No, I’m not referring to Nokia’s involvement with Qt, nor I’m going to speak about the N900 (which still tempts me somewhat). I’m speaking about the good old classic Nokia phones and accessories.

Last week a friend of mine tells me about a special code to get a 20% discount on all Nokia hardware, and since I was looking for a pair of bluetooth headsets (one for the Nokia E75, and the other for the Siemens VoIP phone, for when I have to wait for an hour on the phone be it for personal situations or, most likely, business reasons) I decided I could go with either one or two depending on one particular factor: whether Nokia was ready to send me one with an UK power adapter.

My reason for wanting a bluetooth set with the UK adaptor is that since I’d like to go back to London (and actually I already booked tickets and room for going back at the start of November with a friend of mine), I would be needing either to use again the adapter or to get an UK Nokia power adapter… since I have about ten different Nokia adapters home, and they insist on giving me a new one with each purchase, another Italian adapter would have been superfluous, and at that point getting a UK one would have been a good choice, in my opinion.

So anyway, since I’m a registered freelancer with a valid European VAT ID, I wanted to have a proper invoice for the headset(s), so that I could then declare it a work expenses (it is).
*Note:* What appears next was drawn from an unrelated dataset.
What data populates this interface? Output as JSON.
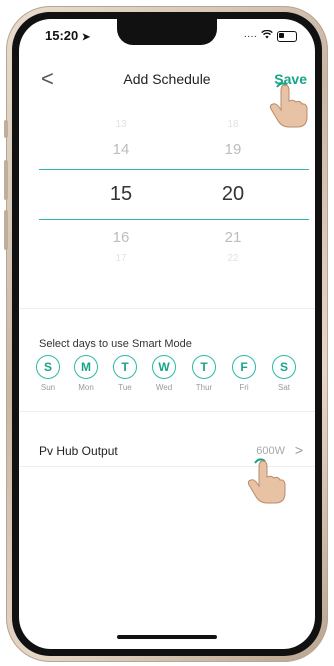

Strangely enough, while Italian eshops never had trouble with invoicing me, European shops often seem to have trouble; some have different websites (like Alternate and Apple’s); other have no way to send me a VAT-valid invoice, and in the case of Nokia’s, they ask me to call them. Well not a problem for me, calling to order stuff.

Not in general at least; the problem is that the operator who answered was definitely not Italian. Don’t get me wrong, I have no problem with foreigners, not even with those working on call-centers and the like; everybody got to work, and if they are hired to do that job, I’m fine with that. But at least they should ensure that the guy can understand what he’s being told. In this case, he really had no way to it seems.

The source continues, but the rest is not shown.